I am working with a table which is an extract of a set of other tables. All of the rows of the extract table should be unique according to keys D1, D2 and D3. They are not.
I haven't had a chance to try Conrad's answer yet, but came up with one of my own. It's rather a "duh" moment.

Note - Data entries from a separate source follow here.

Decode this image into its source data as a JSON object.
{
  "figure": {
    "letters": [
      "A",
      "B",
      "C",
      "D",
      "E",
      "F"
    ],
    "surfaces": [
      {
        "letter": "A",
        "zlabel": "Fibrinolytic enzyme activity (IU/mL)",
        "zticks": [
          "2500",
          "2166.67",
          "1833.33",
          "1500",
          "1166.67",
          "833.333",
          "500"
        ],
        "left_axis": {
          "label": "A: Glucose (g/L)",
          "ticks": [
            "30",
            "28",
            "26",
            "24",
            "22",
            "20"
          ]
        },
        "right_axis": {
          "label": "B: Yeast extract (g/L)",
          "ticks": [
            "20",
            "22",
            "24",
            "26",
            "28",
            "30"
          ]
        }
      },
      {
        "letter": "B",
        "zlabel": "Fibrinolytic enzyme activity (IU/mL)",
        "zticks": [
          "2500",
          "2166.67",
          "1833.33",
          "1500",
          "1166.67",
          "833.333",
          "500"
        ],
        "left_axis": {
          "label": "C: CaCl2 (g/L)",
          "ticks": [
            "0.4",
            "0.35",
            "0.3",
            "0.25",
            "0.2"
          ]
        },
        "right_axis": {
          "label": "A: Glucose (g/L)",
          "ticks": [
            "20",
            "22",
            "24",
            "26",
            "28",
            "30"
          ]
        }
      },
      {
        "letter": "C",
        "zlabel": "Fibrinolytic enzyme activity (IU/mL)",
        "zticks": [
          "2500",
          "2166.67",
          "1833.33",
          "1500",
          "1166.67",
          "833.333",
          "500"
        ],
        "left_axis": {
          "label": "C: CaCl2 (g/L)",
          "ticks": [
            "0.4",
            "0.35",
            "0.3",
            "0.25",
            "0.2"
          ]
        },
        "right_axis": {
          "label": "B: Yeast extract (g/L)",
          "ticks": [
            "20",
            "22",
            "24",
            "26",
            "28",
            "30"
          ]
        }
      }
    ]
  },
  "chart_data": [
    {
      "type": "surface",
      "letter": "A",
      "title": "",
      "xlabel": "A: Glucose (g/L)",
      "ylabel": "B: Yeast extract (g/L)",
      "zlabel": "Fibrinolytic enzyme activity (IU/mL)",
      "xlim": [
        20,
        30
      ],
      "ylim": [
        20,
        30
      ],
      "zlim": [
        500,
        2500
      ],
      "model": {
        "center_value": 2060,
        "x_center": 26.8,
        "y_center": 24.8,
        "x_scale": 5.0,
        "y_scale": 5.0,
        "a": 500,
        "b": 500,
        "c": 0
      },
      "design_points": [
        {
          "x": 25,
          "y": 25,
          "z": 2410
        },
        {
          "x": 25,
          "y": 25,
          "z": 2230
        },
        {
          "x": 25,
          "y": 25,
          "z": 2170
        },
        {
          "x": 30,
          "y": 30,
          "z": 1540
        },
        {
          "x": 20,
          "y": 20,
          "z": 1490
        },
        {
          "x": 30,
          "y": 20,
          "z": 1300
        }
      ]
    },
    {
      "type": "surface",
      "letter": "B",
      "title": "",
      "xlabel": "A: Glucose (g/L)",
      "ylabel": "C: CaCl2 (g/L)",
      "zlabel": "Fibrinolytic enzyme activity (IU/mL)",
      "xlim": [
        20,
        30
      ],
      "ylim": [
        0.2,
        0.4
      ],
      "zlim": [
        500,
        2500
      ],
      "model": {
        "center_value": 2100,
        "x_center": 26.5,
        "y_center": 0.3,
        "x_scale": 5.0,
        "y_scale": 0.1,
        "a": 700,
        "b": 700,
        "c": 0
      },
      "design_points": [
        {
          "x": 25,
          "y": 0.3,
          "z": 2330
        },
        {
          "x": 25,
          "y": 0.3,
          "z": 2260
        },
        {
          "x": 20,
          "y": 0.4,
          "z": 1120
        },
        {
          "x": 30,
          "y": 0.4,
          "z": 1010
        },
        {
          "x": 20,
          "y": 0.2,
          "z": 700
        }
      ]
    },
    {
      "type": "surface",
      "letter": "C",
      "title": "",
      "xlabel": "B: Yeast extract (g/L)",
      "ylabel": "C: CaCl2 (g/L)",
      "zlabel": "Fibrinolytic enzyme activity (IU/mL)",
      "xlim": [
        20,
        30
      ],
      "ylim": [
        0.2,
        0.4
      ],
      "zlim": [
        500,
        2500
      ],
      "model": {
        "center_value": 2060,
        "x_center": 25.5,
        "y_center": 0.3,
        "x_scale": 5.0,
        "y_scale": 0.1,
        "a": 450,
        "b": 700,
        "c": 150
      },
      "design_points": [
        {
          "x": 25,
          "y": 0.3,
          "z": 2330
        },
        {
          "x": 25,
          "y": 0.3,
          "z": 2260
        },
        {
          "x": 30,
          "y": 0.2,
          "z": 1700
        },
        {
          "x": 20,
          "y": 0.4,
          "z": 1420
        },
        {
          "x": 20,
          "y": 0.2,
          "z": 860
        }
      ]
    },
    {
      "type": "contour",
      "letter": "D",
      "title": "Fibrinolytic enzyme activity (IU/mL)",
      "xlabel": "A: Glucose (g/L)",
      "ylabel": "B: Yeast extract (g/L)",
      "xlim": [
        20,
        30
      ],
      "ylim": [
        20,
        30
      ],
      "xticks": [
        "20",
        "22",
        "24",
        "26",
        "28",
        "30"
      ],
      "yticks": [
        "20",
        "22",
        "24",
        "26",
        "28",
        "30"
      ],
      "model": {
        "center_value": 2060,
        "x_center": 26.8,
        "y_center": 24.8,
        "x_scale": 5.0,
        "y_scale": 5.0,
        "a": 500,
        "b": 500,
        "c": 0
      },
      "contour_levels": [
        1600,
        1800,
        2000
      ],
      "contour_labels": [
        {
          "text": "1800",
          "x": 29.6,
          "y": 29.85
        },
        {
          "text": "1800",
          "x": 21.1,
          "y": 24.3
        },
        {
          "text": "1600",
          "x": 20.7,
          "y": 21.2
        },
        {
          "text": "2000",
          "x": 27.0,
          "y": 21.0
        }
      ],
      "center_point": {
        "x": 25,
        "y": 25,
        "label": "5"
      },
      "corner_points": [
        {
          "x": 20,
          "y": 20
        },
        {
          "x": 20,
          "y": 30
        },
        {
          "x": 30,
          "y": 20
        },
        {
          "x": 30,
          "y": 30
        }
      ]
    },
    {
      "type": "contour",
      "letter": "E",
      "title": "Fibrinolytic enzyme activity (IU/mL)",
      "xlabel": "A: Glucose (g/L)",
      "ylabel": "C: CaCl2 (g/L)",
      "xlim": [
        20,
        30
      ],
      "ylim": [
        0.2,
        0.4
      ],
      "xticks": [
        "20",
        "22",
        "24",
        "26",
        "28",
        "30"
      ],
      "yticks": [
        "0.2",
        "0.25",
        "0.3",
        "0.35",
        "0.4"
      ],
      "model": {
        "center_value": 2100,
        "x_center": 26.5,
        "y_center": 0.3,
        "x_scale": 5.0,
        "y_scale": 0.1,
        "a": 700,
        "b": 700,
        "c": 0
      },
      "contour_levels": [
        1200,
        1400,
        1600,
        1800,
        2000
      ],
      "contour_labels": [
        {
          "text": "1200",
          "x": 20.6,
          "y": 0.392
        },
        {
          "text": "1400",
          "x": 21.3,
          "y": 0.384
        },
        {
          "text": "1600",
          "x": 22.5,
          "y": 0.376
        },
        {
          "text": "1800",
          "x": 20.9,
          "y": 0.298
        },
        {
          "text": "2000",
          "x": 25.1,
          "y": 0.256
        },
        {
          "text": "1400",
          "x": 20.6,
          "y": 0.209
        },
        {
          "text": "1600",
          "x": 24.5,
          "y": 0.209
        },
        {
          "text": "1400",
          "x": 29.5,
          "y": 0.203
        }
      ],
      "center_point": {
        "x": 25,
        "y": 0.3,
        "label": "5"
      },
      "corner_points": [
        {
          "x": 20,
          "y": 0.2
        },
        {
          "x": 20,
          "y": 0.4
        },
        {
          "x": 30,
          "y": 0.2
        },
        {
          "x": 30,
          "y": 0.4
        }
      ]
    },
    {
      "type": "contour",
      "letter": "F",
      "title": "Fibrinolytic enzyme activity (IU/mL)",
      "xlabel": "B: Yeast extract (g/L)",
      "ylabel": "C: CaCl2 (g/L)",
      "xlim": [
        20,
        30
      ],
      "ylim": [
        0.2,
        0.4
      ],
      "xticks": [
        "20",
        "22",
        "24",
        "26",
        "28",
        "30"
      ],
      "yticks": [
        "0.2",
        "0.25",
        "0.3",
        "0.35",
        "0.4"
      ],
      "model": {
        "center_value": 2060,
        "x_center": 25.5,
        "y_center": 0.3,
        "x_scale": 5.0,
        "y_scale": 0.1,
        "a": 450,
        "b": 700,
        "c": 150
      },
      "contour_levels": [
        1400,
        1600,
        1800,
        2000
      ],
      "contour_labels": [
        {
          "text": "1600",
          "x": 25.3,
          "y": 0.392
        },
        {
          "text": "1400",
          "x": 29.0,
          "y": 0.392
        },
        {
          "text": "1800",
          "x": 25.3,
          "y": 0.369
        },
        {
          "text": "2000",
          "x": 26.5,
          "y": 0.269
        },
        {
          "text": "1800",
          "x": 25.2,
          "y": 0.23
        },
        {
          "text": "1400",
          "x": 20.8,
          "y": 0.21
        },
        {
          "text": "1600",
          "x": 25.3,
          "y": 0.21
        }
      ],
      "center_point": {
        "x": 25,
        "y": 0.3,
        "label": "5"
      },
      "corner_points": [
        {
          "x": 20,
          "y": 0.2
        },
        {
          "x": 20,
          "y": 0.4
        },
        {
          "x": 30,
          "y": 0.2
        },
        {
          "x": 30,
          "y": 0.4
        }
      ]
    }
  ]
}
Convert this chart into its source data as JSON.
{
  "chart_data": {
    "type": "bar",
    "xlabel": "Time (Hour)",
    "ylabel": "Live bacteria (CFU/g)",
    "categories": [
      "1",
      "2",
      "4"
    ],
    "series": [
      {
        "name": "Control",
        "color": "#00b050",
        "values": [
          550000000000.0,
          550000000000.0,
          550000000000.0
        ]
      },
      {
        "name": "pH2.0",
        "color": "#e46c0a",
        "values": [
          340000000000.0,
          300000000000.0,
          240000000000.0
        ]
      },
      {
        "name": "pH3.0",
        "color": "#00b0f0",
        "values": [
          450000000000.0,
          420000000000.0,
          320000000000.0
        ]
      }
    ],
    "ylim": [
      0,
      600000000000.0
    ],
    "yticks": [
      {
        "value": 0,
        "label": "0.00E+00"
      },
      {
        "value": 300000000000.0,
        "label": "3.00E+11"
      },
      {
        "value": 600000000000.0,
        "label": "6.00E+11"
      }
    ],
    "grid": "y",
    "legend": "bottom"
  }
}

So, if you want to find all the rows in set A except for those that are in set B, you use the EXCEPT operator:
;
WITH KEYDUPLICATES(D1,D2,D3) AS
(
SELECT D1, D2, D3
FROM SOURCE
GROUP BY D1, D2, D3
HAVING COUNT(*)>1
),
KEYDUPLICATEROWS AS
(
SELECT S.D1, S.D2, S.D3, S.C4, S.C5, S.C6
FROM SOURCE S
INNER JOIN KEYDUPLICATES D
ON S.D1 = D.D1 AND S.D2 = D.D2 AND S.D3 = D.D3
),
FULLDUPLICATES AS
(
SELECT S.D1, S.D2, S.D3, S.C4, S.C5, S.C6
FROM SOURCE S
GROUP BY S.D1, S.D2, S.D3, S.C4, S.C5, S.C6
HAVING COUNT(*)>1
)
SELECT KR.D1, KR.D2, KR.D3, KR.C4, KR.C5, KR.C6
FROM KEYDUPLICATEROWS AS KR
EXCEPT
SELECT FD.D1, FD.D2, FD.D3, FD.C4, FD.C5, FD.C6
FROM FULLDUPLICATES AS FD
ORDER BY D1, D2, D3, C4, C5, C6
This seems to be showing me 1500 rows which are duplicates across (D1,D2,D3), but which are only duplicates across a subset of (D1,D2,D3,C4,C5,C6). In fact, it appears they are duplicates across (D1,D2,D3,C4,C5).
How to confirm that will be the subject of another question.